Faux thriller familial à la frontière du drame social, Brief History of a Family dissèque avec minutie et avec une élégance glaçante les désirs et les contradictions d’une famille chinoise aisée. Pas totalement réussi mais impressionnant.

Difficile d’en croire nos yeux, pour nous, Occidentaux qui avons une vision plutôt négative, très orientée par les médias, de la réalité chinoise, et si nous sommes cinéphiles, qui sommes habitués à une peinture sans concession de la dure vie des classes moyennes ou basses du pays : dans Brief History of a Family, Lin Jianjie nous fait partager le quotidien, mais surtout les aspirations et les frustrations, d’une famille chinoise contemporaine aisée. Le mari est biologiste, la femme était hôtesse de l’air, et leur projet pour l’avenir de leur fils est de l’envoyer dans une université de l’Ivy League aux USA, car bien qu’ils considèrent clairement que les USA est un pays du passé – alors que le futur sera chinois -, ce sera une sorte de « punition » pour ce dernier qui préfère les jeux vidéos aux études. Finalement, en nous montrant une Chine technologiquement en avance sur l’Occident, et en nous faisant découvrir des lieux (appartements, commerces, hôtels) à la modernité stupéfiante et à la propreté clinique, Brief History of a Family crée un sentiment de dépaysement et d’irréalité quasi fantastique, qui lui permet de nous livrer une description minutieuse, profonde, troublante de la « famille chinoise ». Une famille qui, en dépit de sa position sociale privilégiée, paie encore le prix de la « politique de l’enfant unique » qui a prévalu jusqu’en 2015.

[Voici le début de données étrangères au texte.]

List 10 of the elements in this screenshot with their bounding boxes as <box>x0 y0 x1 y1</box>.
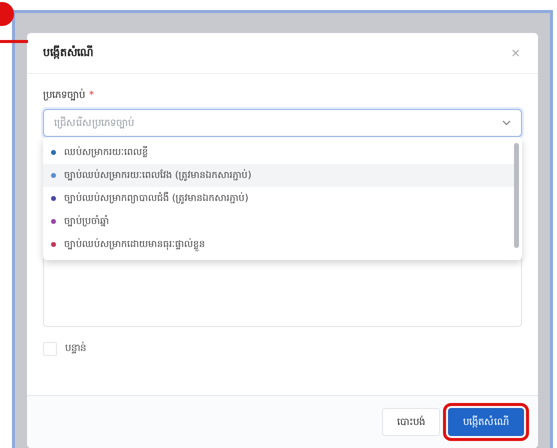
dropdown-option[interactable]: ច្បាប់ឈប់សម្រាករយៈពេលវែង (ត្រូវមានឯកសារភ្ជាប់) <box>43 164 514 187</box>
checkbox-label: បន្ទាន់ <box>65 341 86 356</box>
cancel-button[interactable]: បោះបង់ <box>382 408 440 436</box>
dialog-title: បង្កើតសំណើ <box>43 45 93 61</box>
annotation-marker-icon <box>0 0 30 46</box>
field-label: ប្រភេទច្បាប់ <box>43 88 85 103</box>
required-mark: * <box>89 90 94 101</box>
scrollbar[interactable] <box>514 143 519 248</box>
checkbox[interactable] <box>43 342 57 356</box>
chevron-icon <box>502 120 511 126</box>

L’histoire que nous raconte Lin Jianjie n’est pas originale en soi dans le Cinéma, elle fait écho à de nombreuses déclinaisons déjà vues, sur la « pénétration » d’une cellule familiale par un élément étranger, aux desseins mal définis, et qui va en révéler les dysfonctionnements cachés, pour finalement la mettre en danger : on pensera immédiatement au Théorème de Pasolini, à The Servant de Losey, et pourquoi pas – dans un genre moins feutré – à la Cérémonie de Chabrol, ou au célébrissime Parasite de Bong Joon-Ho. Ici, c’est un élève timide et introverti, issu d’une classe sociale très basse et possiblement victime de violences familiales, Shuo, qui se voit intégré peu à peu dans la famille très aisée, affectueuse mais ambitieuse, d’un camarade de classe, Wei. Et qui va séduire et le père et la mère de Wei, par son intelligence, son sérieux, ses ambitions bien différentes de celle du fils « légitime », fainéant et accro aux jeux vidéos, et qui ne s’intéresse, hors du foyer, qu’à l’escrime.
On nous rapporte – cela reste à vérifier – que Lin Jianjie a été formé à la biologie avant de devenir cinéaste (Brief History of a Family est son premier long métrage) : ce ne serait pas étonnant, vu la profession du père dans le film (pour ceux qui y comprennent quelque chose, il nous explique qu’il travaille sur l’enzyme de conversion de l’angiotensine 2 !). Mais surtout, parce que sa mise en scène est d’une précision toute scientifique, et qu’il figure régulièrement l’œil du microscope à l’écran, dévoilant la cellule familiale, qui devient progressivement le lieu d’une guerre abstraite mais sans pitié. Pour Lin Jianjie, parents et fils sont des sujets à étudier : leurs gestes, leurs mots, leurs silences, leurs regards sont scrutés par la caméra avec une exactitude patiente, mais aussi avec une distance glaçante.
Brief History of a Family allie ainsi une sophistication formelle exceptionnelle (nombre de plans sont stupéfiants de beauté, mais aussi d’originalité) renforcée par une musique abstraite, dissonante, rare mais angoissante (ajoutez y Bach et son très didactique Clavier bien tempéré, pour compléter le sentiment de maîtrise étouffante…).
Dans Brief History of a Family, derrière le suspense très hitchcockien de certaines scènes (puisque plane toujours l’Ombre d’un Doute !), « l’étranger absolu » qu’est Shuo devient une projection troublante de tout ce que cette famille n’a jamais osé être et avoir. Avons-nous affaire à un manipulateur diabolique ou à un adolescent brisé par la privation de son innocence enfantine ? Le film ne nous donnera pas de réponse claire, et certains spectateurs seront sans doute déçus par l’absence d’une conclusion, puisque la fin du film semble partir en lambeaux, juste au moment où le spectateur attend une révélation saisissante ou un déchaînement de violence.. .
Brief History of a Family captive, dérange, interroge, et, en dépit de son formalisme extrême et de ses choix narratifs discutables, s’avère un premier film remarquable… d’un nouveau réalisateur prometteur.